The BBC is ran a day of coverage on Thursday about pressures in general practice. College chair Martin Marshall featured on Radio 4’s flagship Today Programme and College spokespeople appeared throughout the day calling for more resources and support for hardworking GPs
Professor Martin Marshall, chair of the Royal College of GPs, said: “GPs and our teams are working flat out, delivering record numbers of consultations – almost 13m in the last four weeks. This is in addition to their remarkable contribution to the COVID-19 vaccination programme, with 75% of vaccines currently being delivered in general practice alone.
“GPs have had to rapidly transform the ways they work during the pandemic, in line with official guidance, but this is for the very good reason of infection control in order to keep patients and staff safe. Where clinically appropriate, for example when physical examinations have been necessary or for vaccinations, face to face appointments have continued to be facilitated in as safe a way as possible throughout the pandemic. Recent College data shows that currently around half of appointments in general practice are being delivered in person – not including the COVID vaccination programme.
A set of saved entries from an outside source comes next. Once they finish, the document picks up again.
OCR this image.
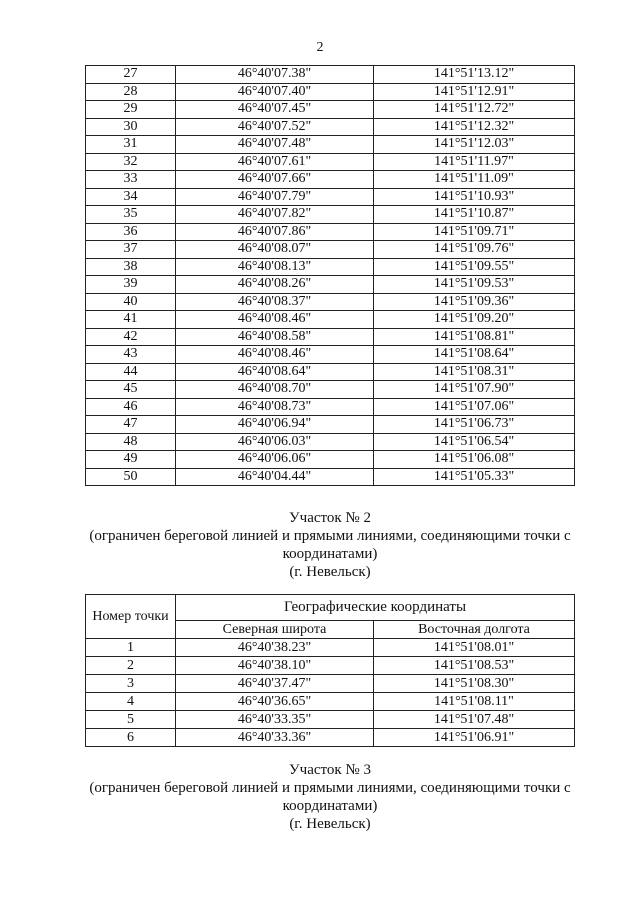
2
27	46°40'07.38"	141°51'13.12"
28	46°40'07.40"	141°51'12.91"
29	46°40'07.45"	141°51'12.72"
30	46°40'07.52"	141°51'12.32"
31	46°40'07.48"	141°51'12.03"
32	46°40'07.61"	141°51'11.97"
33	46°40'07.66"	141°51'11.09"
34	46°40'07.79"	141°51'10.93"
35	46°40'07.82"	141°51'10.87"
36	46°40'07.86"	141°51'09.71"
37	46°40'08.07"	141°51'09.76"
38	46°40'08.13"	141°51'09.55"
39	46°40'08.26"	141°51'09.53"
40	46°40'08.37"	141°51'09.36"
41	46°40'08.46"	141°51'09.20"
42	46°40'08.58"	141°51'08.81"
43	46°40'08.46"	141°51'08.64"
44	46°40'08.64"	141°51'08.31"
45	46°40'08.70"	141°51'07.90"
46	46°40'08.73"	141°51'07.06"
47	46°40'06.94"	141°51'06.73"
48	46°40'06.03"	141°51'06.54"
49	46°40'06.06"	141°51'06.08"
50	46°40'04.44"	141°51'05.33"
Участок № 2
(ограничен береговой линией и прямыми линиями, соединяющими точки с
координатами)
(г. Невельск)
Номер точки	Географические координаты	
	Северная широта	Восточная долгота
1	46°40'38.23"	141°51'08.01"
2	46°40'38.10"	141°51'08.53"
3	46°40'37.47"	141°51'08.30"
4	46°40'36.65"	141°51'08.11"
5	46°40'33.35"	141°51'07.48"
6	46°40'33.36"	141°51'06.91"
Участок № 3
(ограничен береговой линией и прямыми линиями, соединяющими точки с
координатами)
(г. Невельск)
“GPs and their teams have been working under unsustainable pressures for many years now and we need to make the job of a GP manageable and fulfilling again so that we keep hardworking and dedicated GPs where they want to be – caring for patients.
“This is why we need to see urgent action to address the workload and workforce pressures facing general practice. This includes initiatives in place to retain experienced GPs in the workforce, and prevent them from burning out, and leaving the profession altogether. As well as government to deliver on their promise of 6,000 more GPs, and thousands more members of the wider practice team by 2024/2025, and there is still some way to go, when currently, the reality is, that there are only around 400 more full time equivalent GPs than in 2019.
“Public attention on NHS pressures always seems to focus on hospitals, but we must not ignore the pressures in general practice as this will have dire consequences for the wider NHS and the care of our patients.”